O poder de manipulação das mídias

Enviada em 26/10/2021

Na série “Bridgerton”, trasmitida na rede de streaming Netflix, a personagem Penelope usa o pseudônimo “Lady whistledown”, de modo secreto, para escrever folhetins nos quais conta tudo que acontece na alta sociedade londrina do século 19. Por meio deles ela acaba por influenciar o comportamento das pessoas, pois estas se moldam ao que a sociedade querem delas. Fora da ficção, as mídias atuais continuam ditando modos. Com isso, é preciso prestar atenção no problemas gerados pelo poder de manipulação das mídias, pois podem alterar desde o futuro  político de um país, como também despertar consumismo exagerado na população.

Em primeira análise, é notório que estamos na era das mídias sociais e, consequentimente, influenciados por quem está nelas e no que está sendo dito.

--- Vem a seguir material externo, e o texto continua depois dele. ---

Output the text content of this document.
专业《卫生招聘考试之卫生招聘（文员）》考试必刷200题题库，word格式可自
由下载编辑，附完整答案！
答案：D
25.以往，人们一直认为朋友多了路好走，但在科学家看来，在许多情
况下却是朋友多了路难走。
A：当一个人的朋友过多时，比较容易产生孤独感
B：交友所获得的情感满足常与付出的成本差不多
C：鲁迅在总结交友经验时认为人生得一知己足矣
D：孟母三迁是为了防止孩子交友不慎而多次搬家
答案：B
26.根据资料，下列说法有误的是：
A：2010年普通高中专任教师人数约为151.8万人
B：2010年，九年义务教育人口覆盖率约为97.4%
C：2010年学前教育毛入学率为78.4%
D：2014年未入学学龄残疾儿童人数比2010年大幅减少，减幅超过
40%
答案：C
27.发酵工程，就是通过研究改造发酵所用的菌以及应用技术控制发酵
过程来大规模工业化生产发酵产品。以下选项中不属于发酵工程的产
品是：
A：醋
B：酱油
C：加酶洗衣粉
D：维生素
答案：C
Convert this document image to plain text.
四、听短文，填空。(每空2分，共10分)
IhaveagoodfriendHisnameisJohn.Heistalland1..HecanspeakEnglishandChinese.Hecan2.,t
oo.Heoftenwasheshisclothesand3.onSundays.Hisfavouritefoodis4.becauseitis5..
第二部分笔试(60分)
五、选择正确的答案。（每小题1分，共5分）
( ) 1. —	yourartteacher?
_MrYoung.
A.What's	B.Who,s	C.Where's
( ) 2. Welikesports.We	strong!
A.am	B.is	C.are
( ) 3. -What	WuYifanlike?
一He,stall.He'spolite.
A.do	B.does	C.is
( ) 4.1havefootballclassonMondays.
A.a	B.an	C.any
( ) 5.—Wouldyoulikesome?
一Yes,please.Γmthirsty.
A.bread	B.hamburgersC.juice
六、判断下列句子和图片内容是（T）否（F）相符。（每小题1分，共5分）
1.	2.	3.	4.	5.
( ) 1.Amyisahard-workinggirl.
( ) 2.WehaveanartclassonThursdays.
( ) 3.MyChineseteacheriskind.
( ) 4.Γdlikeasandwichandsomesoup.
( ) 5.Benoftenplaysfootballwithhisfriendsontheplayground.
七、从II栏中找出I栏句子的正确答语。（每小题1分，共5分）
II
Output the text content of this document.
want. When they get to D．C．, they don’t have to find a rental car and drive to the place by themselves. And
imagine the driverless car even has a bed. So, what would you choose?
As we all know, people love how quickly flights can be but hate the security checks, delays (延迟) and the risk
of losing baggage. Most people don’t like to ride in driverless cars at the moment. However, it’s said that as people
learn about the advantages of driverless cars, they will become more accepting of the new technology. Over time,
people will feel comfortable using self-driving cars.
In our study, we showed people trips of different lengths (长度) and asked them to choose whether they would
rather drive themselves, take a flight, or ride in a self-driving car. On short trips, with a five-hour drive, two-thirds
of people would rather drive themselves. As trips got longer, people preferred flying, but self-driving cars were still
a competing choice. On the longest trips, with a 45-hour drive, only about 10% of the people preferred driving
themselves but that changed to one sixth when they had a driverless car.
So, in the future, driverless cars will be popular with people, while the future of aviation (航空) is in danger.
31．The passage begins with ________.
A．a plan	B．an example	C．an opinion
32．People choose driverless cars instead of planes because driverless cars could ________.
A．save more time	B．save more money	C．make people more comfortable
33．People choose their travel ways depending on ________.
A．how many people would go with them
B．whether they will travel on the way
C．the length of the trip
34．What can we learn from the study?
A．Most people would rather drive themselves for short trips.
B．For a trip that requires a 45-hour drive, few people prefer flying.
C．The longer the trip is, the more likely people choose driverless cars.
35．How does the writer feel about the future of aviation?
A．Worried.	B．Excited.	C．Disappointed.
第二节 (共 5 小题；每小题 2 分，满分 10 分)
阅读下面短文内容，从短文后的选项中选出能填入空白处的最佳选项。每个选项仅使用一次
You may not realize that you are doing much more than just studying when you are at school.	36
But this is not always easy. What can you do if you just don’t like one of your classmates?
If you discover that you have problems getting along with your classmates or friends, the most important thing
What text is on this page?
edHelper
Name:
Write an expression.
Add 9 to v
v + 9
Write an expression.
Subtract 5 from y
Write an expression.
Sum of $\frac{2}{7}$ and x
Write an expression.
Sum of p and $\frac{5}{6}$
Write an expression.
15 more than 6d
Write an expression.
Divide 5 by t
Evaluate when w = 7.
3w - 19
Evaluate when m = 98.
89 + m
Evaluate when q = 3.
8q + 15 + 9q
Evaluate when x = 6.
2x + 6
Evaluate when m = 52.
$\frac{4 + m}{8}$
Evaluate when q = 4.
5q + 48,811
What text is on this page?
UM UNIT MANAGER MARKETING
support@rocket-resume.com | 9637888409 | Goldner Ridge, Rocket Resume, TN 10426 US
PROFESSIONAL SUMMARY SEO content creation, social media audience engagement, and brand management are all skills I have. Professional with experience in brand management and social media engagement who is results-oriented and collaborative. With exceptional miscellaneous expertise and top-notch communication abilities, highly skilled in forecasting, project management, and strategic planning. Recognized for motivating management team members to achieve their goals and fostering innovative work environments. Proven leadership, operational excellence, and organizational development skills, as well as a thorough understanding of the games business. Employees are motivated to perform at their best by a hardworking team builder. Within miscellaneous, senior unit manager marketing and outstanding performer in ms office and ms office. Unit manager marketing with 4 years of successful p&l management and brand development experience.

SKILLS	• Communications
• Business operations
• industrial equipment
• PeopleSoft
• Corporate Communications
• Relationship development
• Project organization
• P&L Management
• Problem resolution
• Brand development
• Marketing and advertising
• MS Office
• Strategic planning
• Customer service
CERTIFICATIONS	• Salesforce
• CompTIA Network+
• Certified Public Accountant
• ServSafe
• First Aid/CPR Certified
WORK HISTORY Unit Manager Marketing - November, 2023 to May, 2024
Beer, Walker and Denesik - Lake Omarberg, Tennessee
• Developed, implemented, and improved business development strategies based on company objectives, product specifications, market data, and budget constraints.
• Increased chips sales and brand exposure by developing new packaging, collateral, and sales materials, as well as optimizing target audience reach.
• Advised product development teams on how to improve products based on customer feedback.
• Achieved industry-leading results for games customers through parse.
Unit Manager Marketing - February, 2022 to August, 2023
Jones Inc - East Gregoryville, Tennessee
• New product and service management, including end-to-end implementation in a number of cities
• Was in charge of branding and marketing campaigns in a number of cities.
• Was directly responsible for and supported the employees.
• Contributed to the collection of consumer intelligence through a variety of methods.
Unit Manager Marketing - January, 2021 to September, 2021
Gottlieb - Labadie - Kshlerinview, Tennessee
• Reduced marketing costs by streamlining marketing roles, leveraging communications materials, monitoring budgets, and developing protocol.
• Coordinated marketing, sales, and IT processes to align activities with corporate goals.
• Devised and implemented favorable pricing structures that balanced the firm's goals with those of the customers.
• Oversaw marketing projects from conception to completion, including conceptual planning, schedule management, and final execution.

O problema está em acreditar em tudo e ser manipulado para o benefício ou prejuízo do outro com falsas verdades, as fake news. Como exemplo do quão influente elas são, em 2016, nas eleições presidenciais dos Estados Unidos da América (EUA), jonais locais e mundiais, como o G1, noticiaram que,comprovadamente, Donald Trump ganhou as eleições baseado em milhares de fake news espalhadas pelos seus apoiadores e por ele mesmo. Esse caso gerou repúdio em váios meios de notícias. Nesse contexto, visto que as redes sociais e suas influencias podem manipular o futuro de países, é preciso uma melhor avaliação desses meios e de punições mais rígidas para os que usam de mentiras para manipular em seu benefício.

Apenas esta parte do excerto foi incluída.